Before the SEC licenses these projects, “ICO portals” will be the first to be selected. The portals are essentially online ICO marketplaces, offering platforms for ICO issuers to operate their sales. According to Sucharitakul, three out of five companies who are seeking to operate as ICO portals have filed their applications already.

In early May, proposals for cryptocurrency tax and regulations were slowly coming to fruition. This came at a time when many international governments and financial regulators were also beginning to formalize appropriate crypto-laws and legislation.

Chief executive Thuntee Sukchotrat of digital asset exchange JIBEX said, “I believe that investors will invest in digital assets instead of stocks in the future. The performance of ICOs will rise in line with ICO project performance. The investment ratio of ICOs to stocks will be on par within two years.”

Recent months

In late May, the Thai SEC established that it would monitor ICO operations and cryptocurrency related businesses. Furthermore, a regulated SEC ICO Portal was further discussed, which would allow for domestic ICOs to be issued legally.

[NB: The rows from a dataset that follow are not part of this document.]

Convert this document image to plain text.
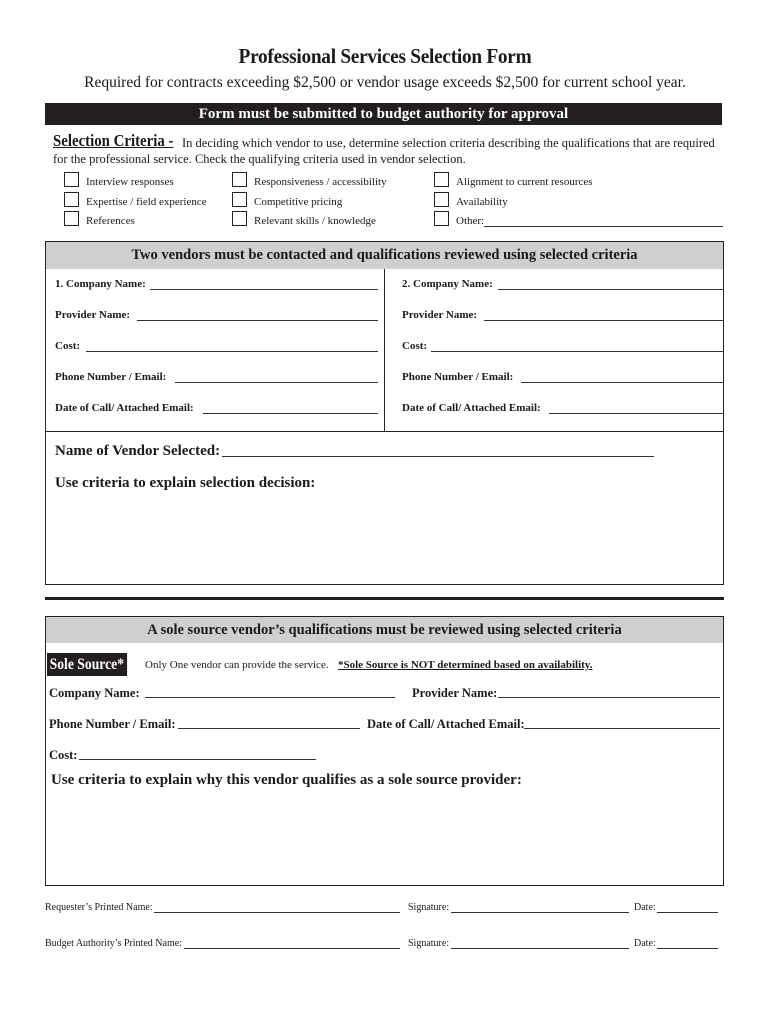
Professional Services Selection Form
Required for contracts exceeding $2,500 or vendor usage exceeds $2,500 for current school year.
Form must be submitted to budget authority for approval
Selection Criteria - In deciding which vendor to use, determine selection criteria describing the qualifications that are required
for the professional service. Check the qualifying criteria used in vendor selection.
Interview responses
Expertise / field experience
References
Responsiveness / accessibility
Competitive pricing
Relevant skills / knowledge
Alignment to current resources
Availability
Other:
Two vendors must be contacted and qualifications reviewed using selected criteria
1. Company Name:
Provider Name:
Cost:
Phone Number / Email:
Date of Call/ Attached Email:
2. Company Name:
Provider Name:
Cost:
Phone Number / Email:
Date of Call/ Attached Email:
Name of Vendor Selected:
Use criteria to explain selection decision:
A sole source vendor’s qualifications must be reviewed using selected criteria
Sole Source* Only One vendor can provide the service. *Sole Source is NOT determined based on availability.
Company Name:	Provider Name:
Phone Number / Email:	Date of Call/ Attached Email:
Cost:
Use criteria to explain why this vendor qualifies as a sole source provider:
Requester’s Printed Name:	Signature:	Date:
Budget Authority’s Printed Name:	Signature:	Date:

In June, the SEC made further inroads upon the announcement of its cryptocurrency laws, though there are only seven legal cryptocurrencies, which are Bitcoin, Bitcoin Cash, Ethereum, Ethereum Classic, Litecoin, Stellar, and Ripple.

Shortly after, the SEC took five out of 50 ICO projects and announced they would be running them as pilots. Later on in August, Thailand reaffirmed its crypto-positive stance after the Bank of Thailand made it legal for local banks to issue digital tokens, provide crypto brokerage services, operate crypto-related businesses and invest in cryptocurrencies via subsidiaries.